By Leo R. Chavez | Go to book overview

CHAPTER 3
Toward a Framework
for Reading Magazine Covers

History decomposes into pictures, not stories.

Walter Benjamin, Gesammelte Schriften

To read (to listen to) a narrative is not merely to move from one word to the next, it is also to move from one level to the next.

Roland Barthes, Image—Music—Text

Chapter 2 initiated a reading of the magazine covers, the images of which include a great deal of subtext. Unpacking the underlying meanings involves clarifying the relations between the images and society, and it is therefore necessary to clarify a framework for reading these images. Such a framework is essential for laying out the theoretical assumptions that guide this reading and from which the basic research questions emerge. In addition, it can suggest a method for undertaking such a reading and a structure for the chapters and analysis that follow.

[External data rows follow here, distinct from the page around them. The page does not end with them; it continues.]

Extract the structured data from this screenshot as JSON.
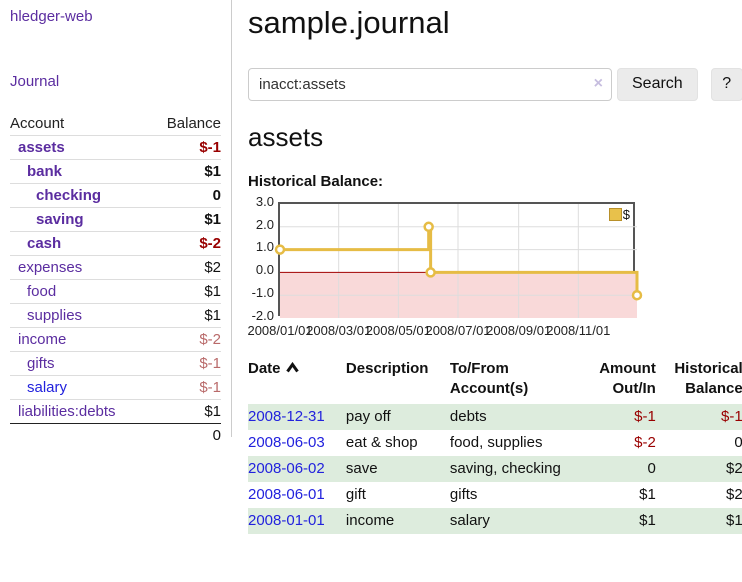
{
  "sidebar": {
    "brand": "hledger-web",
    "journal_link": "Journal",
    "accounts_table": {
      "headers": {
        "account": "Account",
        "balance": "Balance"
      },
      "rows": [
        {
          "name": "assets",
          "indent": 1,
          "bold": true,
          "balance": "$-1",
          "balance_style": "negative",
          "link_color": "purple"
        },
        {
          "name": "bank",
          "indent": 2,
          "bold": true,
          "balance": "$1",
          "balance_style": "normal",
          "link_color": "purple"
        },
        {
          "name": "checking",
          "indent": 3,
          "bold": true,
          "balance": "0",
          "balance_style": "normal",
          "link_color": "purple"
        },
        {
          "name": "saving",
          "indent": 3,
          "bold": true,
          "balance": "$1",
          "balance_style": "normal",
          "link_color": "purple"
        },
        {
          "name": "cash",
          "indent": 2,
          "bold": true,
          "balance": "$-2",
          "balance_style": "negative",
          "link_color": "purple"
        },
        {
          "name": "expenses",
          "indent": 1,
          "bold": false,
          "balance": "$2",
          "balance_style": "normal",
          "link_color": "purple"
        },
        {
          "name": "food",
          "indent": 2,
          "bold": false,
          "balance": "$1",
          "balance_style": "normal",
          "link_color": "purple"
        },
        {
          "name": "supplies",
          "indent": 2,
          "bold": false,
          "balance": "$1",
          "balance_style": "normal",
          "link_color": "purple"
        },
        {
          "name": "income",
          "indent": 1,
          "bold": false,
          "balance": "$-2",
          "balance_style": "negative-light",
          "link_color": "purple"
        },
        {
          "name": "gifts",
          "indent": 2,
          "bold": false,
          "balance": "$-1",
          "balance_style": "negative-light",
          "link_color": "purple"
        },
        {
          "name": "salary",
          "indent": 2,
          "bold": false,
          "balance": "$-1",
          "balance_style": "negative-light",
          "link_color": "blue"
        },
        {
          "name": "liabilities:debts",
          "indent": 1,
          "bold": false,
          "balance": "$1",
          "balance_style": "normal",
          "link_color": "purple"
        }
      ],
      "total": "0"
    }
  },
  "header": {
    "title": "sample.journal"
  },
  "search": {
    "value": "inacct:assets",
    "clear_icon": "×",
    "button_label": "Search",
    "help_label": "?"
  },
  "account_page": {
    "heading": "assets",
    "chart_label": "Historical Balance:"
  },
  "chart_data": {
    "type": "line",
    "step": true,
    "title": "Historical Balance",
    "x_range": [
      "2008-01-01",
      "2008-12-31"
    ],
    "ylim": [
      -2,
      3
    ],
    "y_ticks": [
      "3.0",
      "2.0",
      "1.0",
      "0.0",
      "-1.0",
      "-2.0"
    ],
    "x_ticks": [
      "2008/01/01",
      "2008/03/01",
      "2008/05/01",
      "2008/07/01",
      "2008/09/01",
      "2008/11/01"
    ],
    "grid": true,
    "legend": {
      "label": "$",
      "position": "top-right"
    },
    "series": [
      {
        "name": "$",
        "color": "#e6bc45",
        "points": [
          [
            "2008-01-01",
            1
          ],
          [
            "2008-06-01",
            2
          ],
          [
            "2008-06-03",
            0
          ],
          [
            "2008-12-31",
            -1
          ]
        ]
      }
    ],
    "negative_region_fill": "#f9d9d9",
    "zero_line_color": "#a00000",
    "gridline_color": "#dddddd"
  },
  "register_table": {
    "headers": [
      {
        "label": "Date",
        "sorted": "asc"
      },
      {
        "label": "Description"
      },
      {
        "label": "To/From Account(s)"
      },
      {
        "label": "Amount Out/In",
        "align": "right"
      },
      {
        "label": "Historical Balance",
        "align": "right"
      }
    ],
    "rows": [
      {
        "date": "2008-12-31",
        "description": "pay off",
        "accounts": "debts",
        "amount": "$-1",
        "amount_negative": true,
        "balance": "$-1",
        "balance_negative": true,
        "highlight": true
      },
      {
        "date": "2008-06-03",
        "description": "eat & shop",
        "accounts": "food, supplies",
        "amount": "$-2",
        "amount_negative": true,
        "balance": "0",
        "balance_negative": false,
        "highlight": false
      },
      {
        "date": "2008-06-02",
        "description": "save",
        "accounts": "saving, checking",
        "amount": "0",
        "amount_negative": false,
        "balance": "$2",
        "balance_negative": false,
        "highlight": true
      },
      {
        "date": "2008-06-01",
        "description": "gift",
        "accounts": "gifts",
        "amount": "$1",
        "amount_negative": false,
        "balance": "$2",
        "balance_negative": false,
        "highlight": false
      },
      {
        "date": "2008-01-01",
        "description": "income",
        "accounts": "salary",
        "amount": "$1",
        "amount_negative": false,
        "balance": "$1",
        "balance_negative": false,
        "highlight": true
      }
    ]
  },
  "colors": {
    "accent_purple": "#5b2da0",
    "link_blue": "#2222dd",
    "negative_dark": "#990000",
    "negative_light": "#b96a6a",
    "row_green": "#ddecdd",
    "chart_gold": "#e6bc45",
    "chart_negative_fill": "#f9d9d9",
    "chart_zero_line": "#a00000"
  }
}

IMAGES AND THE CONSTRUCTION OF MEANING

Moving forward in the development of a framework for reading magazine covers requires an elaboration of the elementary relation between symbols and meaning. Humans are culture-bearing animals, and as such we have the ability to communicate our ideas and the material world through symbols. We produce meaning through representation. We use symbols to communicate, or represent, what we want to say about our feelings, beliefs, concepts, plans, etc. The symbols we use are “signs, ” which “stand for or represent our concepts, ideas and feelings in such a way as to enable others to 'read,' decode or interpret their meaning in roughly the same way that we do” (Hall 1997b, 5).